Increasingly displeased with what he saw as rampant consumerism in his country imported from the US, he began his “Colombia-Marlboro” series in 1973, in which he variously replaced the cigarette maker’s logo with the word Colombia or with his own name. In 1976 he created what is perhaps his best-known series, “Coca-Cola/Colombia,” in which he presented the country’s name in the familiar looping script of the popular soft drink, typically in the red-and-white scheme characteristic of the brand, but in at least one instance in the colors of the Colombian flag.

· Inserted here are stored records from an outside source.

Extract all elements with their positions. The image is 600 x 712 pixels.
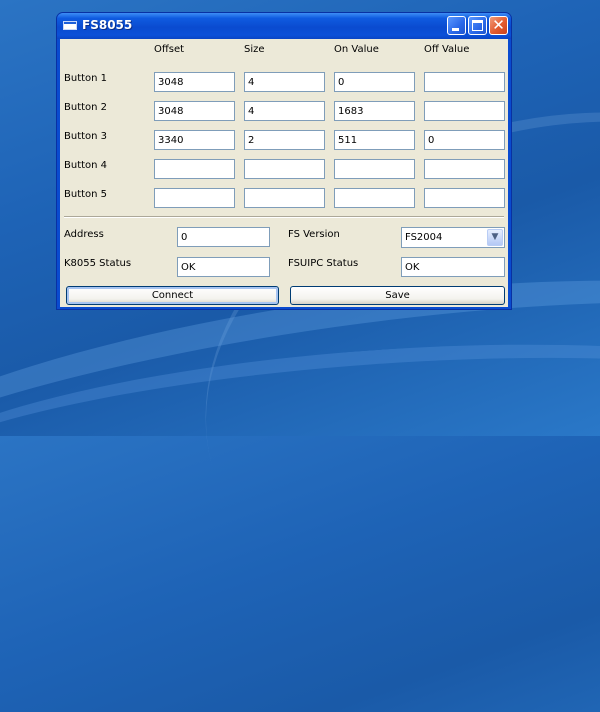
section-divider — [64, 216, 504, 218]
fs-version-label: FS Version — [288, 229, 340, 240]
app-window: FS8055 ✕ Offset Size On Value Off Value … — [56, 12, 512, 310]
column-header-off-value: Off Value — [424, 44, 470, 55]
button-3-on-value-input[interactable] — [334, 130, 415, 150]
row-label-button-3: Button 3 — [64, 131, 108, 142]
button-2-offset-input[interactable] — [154, 101, 235, 121]
column-header-size: Size — [244, 44, 265, 55]
button-1-off-value-input[interactable] — [424, 72, 505, 92]
connect-button[interactable]: Connect — [66, 286, 279, 305]
button-4-off-value-input[interactable] — [424, 159, 505, 179]
row-label-button-1: Button 1 — [64, 73, 108, 84]
row-label-button-2: Button 2 — [64, 102, 108, 113]
row-label-button-4: Button 4 — [64, 160, 108, 171]
fs-version-selected: FS2004 — [405, 232, 443, 243]
button-4-offset-input[interactable] — [154, 159, 235, 179]
button-5-size-input[interactable] — [244, 188, 325, 208]
title-bar[interactable]: FS8055 ✕ — [57, 13, 511, 39]
save-button[interactable]: Save — [290, 286, 505, 305]
row-label-button-5: Button 5 — [64, 189, 108, 200]
app-window-icon — [63, 21, 77, 30]
button-3-off-value-input[interactable] — [424, 130, 505, 150]
button-4-on-value-input[interactable] — [334, 159, 415, 179]
minimize-button[interactable] — [447, 16, 466, 35]
k8055-status-field — [177, 257, 270, 277]
button-3-offset-input[interactable] — [154, 130, 235, 150]
button-4-size-input[interactable] — [244, 159, 325, 179]
button-2-size-input[interactable] — [244, 101, 325, 121]
button-5-off-value-input[interactable] — [424, 188, 505, 208]
fsuipc-status-field — [401, 257, 505, 277]
column-header-on-value: On Value — [334, 44, 379, 55]
column-header-offset: Offset — [154, 44, 185, 55]
button-3-size-input[interactable] — [244, 130, 325, 150]
button-1-offset-input[interactable] — [154, 72, 235, 92]
address-label: Address — [64, 229, 104, 240]
button-5-on-value-input[interactable] — [334, 188, 415, 208]
button-2-off-value-input[interactable] — [424, 101, 505, 121]
button-5-offset-input[interactable] — [154, 188, 235, 208]
maximize-button[interactable] — [468, 16, 487, 35]
minimize-icon — [452, 28, 459, 31]
chevron-down-icon: ▼ — [491, 232, 499, 242]
fsuipc-status-label: FSUIPC Status — [288, 258, 359, 269]
k8055-status-label: K8055 Status — [64, 258, 132, 269]
button-1-size-input[interactable] — [244, 72, 325, 92]
client-area: Offset Size On Value Off Value Button 1 … — [60, 39, 508, 307]
button-1-on-value-input[interactable] — [334, 72, 415, 92]
maximize-icon — [472, 20, 483, 31]
fs-version-select[interactable]: FS2004 ▼ — [401, 227, 505, 248]
address-input[interactable] — [177, 227, 270, 247]
window-title: FS8055 — [82, 18, 133, 32]
close-icon: ✕ — [492, 16, 505, 34]
close-button[interactable]: ✕ — [489, 16, 508, 35]
button-2-on-value-input[interactable] — [334, 101, 415, 121]
fs-version-dropdown-button[interactable]: ▼ — [487, 229, 503, 246]
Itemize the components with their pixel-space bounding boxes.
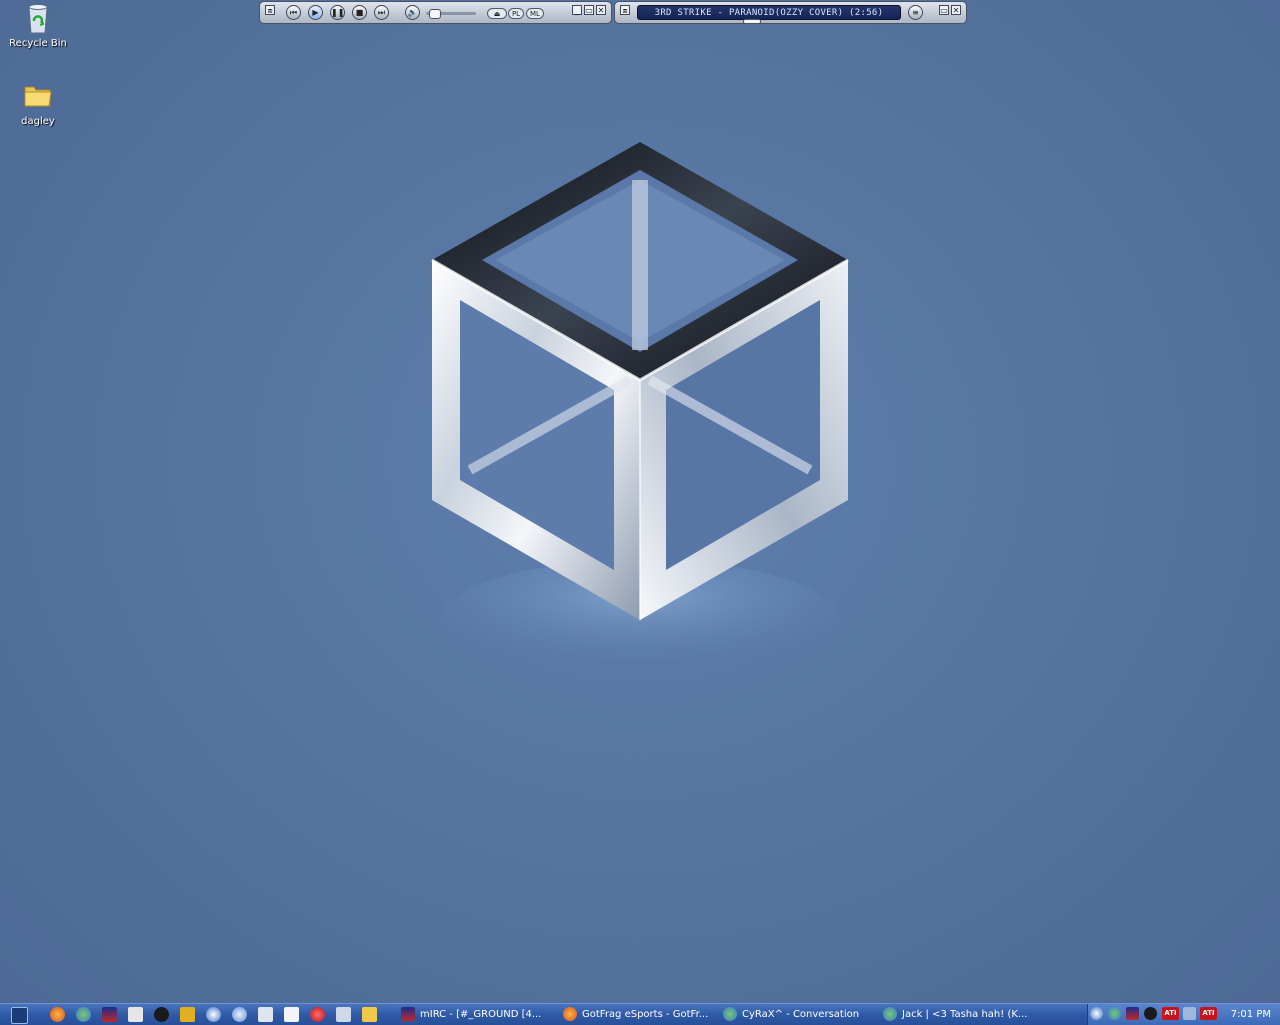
minimize-icon[interactable]: _ xyxy=(572,5,582,15)
counter-strike-icon[interactable] xyxy=(128,1007,143,1022)
security-icon[interactable] xyxy=(1183,1007,1196,1020)
apple-icon[interactable] xyxy=(310,1007,325,1022)
media-library-toggle-button[interactable]: ML xyxy=(526,8,544,19)
messenger-icon[interactable] xyxy=(232,1007,247,1022)
task-button-conversation-cyrax[interactable]: CyRaX^ - Conversation xyxy=(723,1005,878,1024)
mirc-icon xyxy=(401,1007,415,1021)
msn-tray-icon[interactable] xyxy=(1108,1007,1121,1020)
task-label: GotFrag eSports - GotFr... xyxy=(582,1009,709,1020)
msn-icon[interactable] xyxy=(76,1007,91,1022)
eject-button[interactable]: ⏏ xyxy=(487,8,507,19)
folder-icon xyxy=(21,80,55,114)
ati-icon[interactable]: ATI xyxy=(1162,1007,1179,1020)
pause-icon[interactable]: ❚❚ xyxy=(330,5,345,20)
volume-icon: 🔈 xyxy=(405,5,420,20)
close-icon[interactable]: ✕ xyxy=(951,5,961,15)
mirc-tray-icon[interactable] xyxy=(1126,1007,1139,1020)
seek-bar-thumb[interactable] xyxy=(743,19,761,24)
list-menu-icon[interactable]: ≡ xyxy=(908,5,923,20)
winamp-title-window[interactable]: ⧈ 3RD STRIKE - PARANOID(OZZY COVER) (2:5… xyxy=(614,1,967,24)
steam-tray-icon[interactable] xyxy=(1144,1007,1157,1020)
winamp-menu-icon[interactable]: ⧈ xyxy=(265,5,275,15)
task-button-mirc[interactable]: mIRC - [#_GROUND [4... xyxy=(401,1005,557,1024)
play-icon[interactable]: ▶ xyxy=(308,5,323,20)
task-button-conversation-jack[interactable]: Jack | <3 Tasha hah! (K... xyxy=(883,1005,1043,1024)
show-desktop-icon[interactable] xyxy=(11,1007,28,1024)
desktop-icon-recycle-bin[interactable]: Recycle Bin xyxy=(0,2,76,49)
task-label: Jack | <3 Tasha hah! (K... xyxy=(902,1009,1028,1020)
volume-slider-thumb[interactable] xyxy=(429,9,441,19)
steam-icon[interactable] xyxy=(154,1007,169,1022)
desktop-icon-label: dagley xyxy=(21,116,55,127)
winamp-icon[interactable] xyxy=(284,1007,299,1022)
stop-icon[interactable]: ■ xyxy=(352,5,367,20)
close-icon[interactable]: ✕ xyxy=(596,5,606,15)
system-tray: ATI ATI 7:01 PM xyxy=(1087,1004,1280,1025)
winamp-menu-icon[interactable]: ⧈ xyxy=(620,5,630,15)
recycle-bin-icon xyxy=(21,2,55,36)
shade-icon[interactable]: ▭ xyxy=(939,5,949,15)
folder-icon[interactable] xyxy=(362,1007,377,1022)
next-icon[interactable]: ⏭ xyxy=(374,5,389,20)
ati-icon[interactable]: ATI xyxy=(1200,1007,1217,1020)
firefox-icon[interactable] xyxy=(50,1007,65,1022)
clock[interactable]: 7:01 PM xyxy=(1231,1004,1271,1025)
task-label: CyRaX^ - Conversation xyxy=(742,1009,860,1020)
desktop-icon-folder[interactable]: dagley xyxy=(0,80,76,127)
media-player-icon[interactable] xyxy=(206,1007,221,1022)
task-button-firefox[interactable]: GotFrag eSports - GotFr... xyxy=(563,1005,718,1024)
song-title-display: 3RD STRIKE - PARANOID(OZZY COVER) (2:56) xyxy=(637,5,901,20)
desktop-icon-label: Recycle Bin xyxy=(9,38,67,49)
chat-icon[interactable] xyxy=(336,1007,351,1022)
volume-slider[interactable] xyxy=(426,9,476,19)
task-label: mIRC - [#_GROUND [4... xyxy=(420,1009,542,1020)
firefox-icon xyxy=(563,1007,577,1021)
taskbar: mIRC - [#_GROUND [4... GotFrag eSports -… xyxy=(0,1003,1280,1025)
shade-icon[interactable]: ▭ xyxy=(584,5,594,15)
cube-wallpaper-image xyxy=(431,142,849,660)
playlist-toggle-button[interactable]: PL xyxy=(508,8,524,19)
network-icon[interactable] xyxy=(1090,1007,1103,1020)
msn-icon xyxy=(883,1007,897,1021)
tools-icon[interactable] xyxy=(180,1007,195,1022)
previous-icon[interactable]: ⏮ xyxy=(286,5,301,20)
winamp-main-window[interactable]: ⧈ ⏮ ▶ ❚❚ ■ ⏭ 🔈 ⏏ PL ML _ ▭ ✕ xyxy=(259,1,612,24)
notepad-icon[interactable] xyxy=(258,1007,273,1022)
mirc-icon[interactable] xyxy=(102,1007,117,1022)
msn-icon xyxy=(723,1007,737,1021)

Described by artist Luis Camnitzer—who included Caro’s work in the groundbreaking 1999 exhibition “Global Conceptualism” at the Queens Museum, New York—as a “visual guerrilla,” Caro worked steadily throughout the ensuing decades, his practice evolving around 1990 to incorporate public workshops, which became his primary focus later that decade and would remain so going forward. His work is widely held, including in the collections of the Queens Museum; Tate Modern, London; Blanton Museum of Art, Austin; and Museo de Arte Moderno, Bogotá.

“I have a secret weapon,” he told Bomb magazine in 2010. “The elements of my discourse are valid, real, and concrete in society, specifically in Colombian society. My work counts because the discourse that I use to disguise it as art is still valid without art. . . . The artistic value of my art,” he concluded “comes from outside of art.”